美容に関わる仕事がしたいと思っていたため、大学で講義を受けている時よりよほど生き生きとしている自信があった。
いずれはお金を貯めて、働きながら美容の専門学校へも通おうかと考えている。
夜間部がある専門学校もあるため、決して無茶な話ではない。
化粧やヘアアレンジなど、憧れのメイクアップアーティストや美容師だっている。
人を癒やして、喜ばせてあげられる仕事に就きたい。
だからこそ、今こうしてエステの仕事に従事出来る事にやりがいを感じているのだ。
「では、以上となりますので。お着替えが済みましたらフロントまでお願いします」
頭を深く下げれば、優しく声を掛けられる。
「あなたすごく上手だった、今度指名するね」
「ありがとうございます…!」
ジンワリと、胸が温かくなるのを感じていく。
緩む頬を抑えながらスタッフルームへと向かえば、店長から声を掛けられた。
「上村さんお疲れ様。休憩行っていいからね」
「ありがとうございます」
「あの人、気難しいって聞いてたけど大丈夫だった?」
「え……」
「真澄さんにお願いした時はずっと不機嫌だったらしくて……下手だとか、悪い口コミも書かれていたからもう来ないかと思っていたの」
それから一言二言会話を交わして、休憩室へ。
施術中も無愛想ではあったが、文句は一度も言われなかった。
それどころかあんなに嬉しい言葉を掛けて貰えたのだから、自信へと繋がって当然だろう。
幸せな気分のまま、スマートフォンを弄りながらグミを食べていれば、休憩室の扉が開く。
中に入ってきたのは、普段から色々とお世話になっている優しい先輩だった。
「お疲れ雪美ちゃん」
「お疲れさまです」
「今日は?大学?」
「あ……はい」
本当は午前はサボってしまったけれど、それは言わずにいた。
親に学費を払ってもらっている分際で、世間的にどう見られるかくらいは判断出来る。
「偉いなぁ…大学生ってやっぱ楽しい?」
自信をもって、首を縦に振ることができなかった。
友達もいて、バイトも楽しくて。
次の日のことなんて何も考えずに酒を煽る姿は、側から見たら充実して見えるのだろうか。

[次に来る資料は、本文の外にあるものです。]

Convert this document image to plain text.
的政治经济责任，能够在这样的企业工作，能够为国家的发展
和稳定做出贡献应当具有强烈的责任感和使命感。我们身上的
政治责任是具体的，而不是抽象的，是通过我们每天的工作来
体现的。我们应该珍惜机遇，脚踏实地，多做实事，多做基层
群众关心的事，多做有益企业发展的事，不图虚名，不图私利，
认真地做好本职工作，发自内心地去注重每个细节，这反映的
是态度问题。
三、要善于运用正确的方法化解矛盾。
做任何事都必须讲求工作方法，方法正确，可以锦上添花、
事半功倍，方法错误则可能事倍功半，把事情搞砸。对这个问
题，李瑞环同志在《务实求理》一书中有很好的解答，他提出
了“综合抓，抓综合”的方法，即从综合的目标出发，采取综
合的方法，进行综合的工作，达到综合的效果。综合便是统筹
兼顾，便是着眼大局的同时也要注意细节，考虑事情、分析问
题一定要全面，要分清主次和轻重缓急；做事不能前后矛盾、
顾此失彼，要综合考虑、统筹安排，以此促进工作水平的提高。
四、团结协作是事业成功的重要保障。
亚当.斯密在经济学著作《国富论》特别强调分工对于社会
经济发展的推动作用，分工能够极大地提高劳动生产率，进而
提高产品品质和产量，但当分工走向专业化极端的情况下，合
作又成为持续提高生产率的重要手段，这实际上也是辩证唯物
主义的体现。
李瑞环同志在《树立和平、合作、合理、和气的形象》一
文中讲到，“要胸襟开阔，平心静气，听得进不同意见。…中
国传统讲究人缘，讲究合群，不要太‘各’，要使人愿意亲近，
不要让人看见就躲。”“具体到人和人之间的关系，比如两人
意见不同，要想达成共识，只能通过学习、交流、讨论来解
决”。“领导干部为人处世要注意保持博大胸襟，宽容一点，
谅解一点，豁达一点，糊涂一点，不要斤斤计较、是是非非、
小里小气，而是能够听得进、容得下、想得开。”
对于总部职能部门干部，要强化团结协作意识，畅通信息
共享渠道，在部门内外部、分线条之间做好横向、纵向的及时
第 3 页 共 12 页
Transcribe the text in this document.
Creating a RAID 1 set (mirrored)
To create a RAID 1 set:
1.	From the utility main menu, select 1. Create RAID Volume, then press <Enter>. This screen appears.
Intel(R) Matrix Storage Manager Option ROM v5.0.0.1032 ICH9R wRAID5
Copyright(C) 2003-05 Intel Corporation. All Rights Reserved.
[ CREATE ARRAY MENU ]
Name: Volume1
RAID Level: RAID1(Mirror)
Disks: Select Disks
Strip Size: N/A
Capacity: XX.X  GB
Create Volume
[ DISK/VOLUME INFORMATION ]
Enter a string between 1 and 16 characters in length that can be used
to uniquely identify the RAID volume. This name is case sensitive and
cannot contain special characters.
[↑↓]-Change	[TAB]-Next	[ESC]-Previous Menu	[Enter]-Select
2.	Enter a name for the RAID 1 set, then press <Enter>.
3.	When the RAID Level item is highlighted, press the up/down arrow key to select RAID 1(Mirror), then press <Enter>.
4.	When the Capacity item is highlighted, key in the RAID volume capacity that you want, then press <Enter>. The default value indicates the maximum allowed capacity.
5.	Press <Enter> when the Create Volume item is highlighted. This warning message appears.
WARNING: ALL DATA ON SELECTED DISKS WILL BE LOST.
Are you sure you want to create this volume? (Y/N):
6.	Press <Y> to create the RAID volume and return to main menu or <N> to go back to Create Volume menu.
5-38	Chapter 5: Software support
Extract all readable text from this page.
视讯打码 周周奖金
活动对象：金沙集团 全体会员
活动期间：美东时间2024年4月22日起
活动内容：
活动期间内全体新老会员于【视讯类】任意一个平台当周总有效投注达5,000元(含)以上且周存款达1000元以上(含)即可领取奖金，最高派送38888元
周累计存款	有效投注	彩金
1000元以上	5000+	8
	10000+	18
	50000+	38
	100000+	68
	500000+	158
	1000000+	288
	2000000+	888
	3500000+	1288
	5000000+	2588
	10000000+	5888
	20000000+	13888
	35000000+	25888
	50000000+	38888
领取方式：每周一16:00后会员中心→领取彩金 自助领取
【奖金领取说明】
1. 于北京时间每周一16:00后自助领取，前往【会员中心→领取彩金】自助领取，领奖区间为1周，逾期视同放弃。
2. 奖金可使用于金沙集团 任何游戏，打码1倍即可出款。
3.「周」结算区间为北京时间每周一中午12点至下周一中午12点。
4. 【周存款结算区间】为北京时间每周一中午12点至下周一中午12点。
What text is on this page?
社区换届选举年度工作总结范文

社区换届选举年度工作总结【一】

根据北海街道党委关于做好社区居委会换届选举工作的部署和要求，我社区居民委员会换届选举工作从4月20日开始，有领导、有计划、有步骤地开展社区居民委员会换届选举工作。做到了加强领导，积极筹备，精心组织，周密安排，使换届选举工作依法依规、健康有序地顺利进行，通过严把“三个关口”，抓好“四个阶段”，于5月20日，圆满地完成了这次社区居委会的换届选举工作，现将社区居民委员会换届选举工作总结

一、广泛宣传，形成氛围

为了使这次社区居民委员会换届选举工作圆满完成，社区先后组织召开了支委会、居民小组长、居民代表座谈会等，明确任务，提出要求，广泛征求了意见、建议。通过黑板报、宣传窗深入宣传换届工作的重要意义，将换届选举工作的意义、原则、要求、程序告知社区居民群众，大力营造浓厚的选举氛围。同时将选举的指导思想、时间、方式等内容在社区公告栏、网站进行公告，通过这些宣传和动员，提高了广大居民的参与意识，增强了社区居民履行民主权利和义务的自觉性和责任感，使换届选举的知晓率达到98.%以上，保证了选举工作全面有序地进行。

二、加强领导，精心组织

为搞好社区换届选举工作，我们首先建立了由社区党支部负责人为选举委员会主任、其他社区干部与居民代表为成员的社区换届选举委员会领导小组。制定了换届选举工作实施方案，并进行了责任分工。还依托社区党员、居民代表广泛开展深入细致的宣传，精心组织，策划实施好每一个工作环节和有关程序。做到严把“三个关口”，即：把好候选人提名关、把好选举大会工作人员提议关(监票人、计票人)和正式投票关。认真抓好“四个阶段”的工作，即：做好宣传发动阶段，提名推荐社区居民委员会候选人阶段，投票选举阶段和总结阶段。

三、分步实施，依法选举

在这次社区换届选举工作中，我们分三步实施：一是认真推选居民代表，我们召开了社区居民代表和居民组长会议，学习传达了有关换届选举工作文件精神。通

最後に心の底から幸せと感じたのが、ひどく昔のことのように感じる。
あの子がいないだけで、楽しいと胸を張って言うことが出来ないのだ。
「……よく分からないです」
「なにそれ」
冗談だと思ったのか、先輩がおかしそうに笑い出す。
それに愛想笑いをしながら、怖くなっている自分がいた。
もう2年もあっていないというのに、相変わらず彼女に思い焦がれたまま。
この先誰も愛せずに、一生来海凪に囚われて生きるのかと思うと、どうしようもなく怖くなったのだ。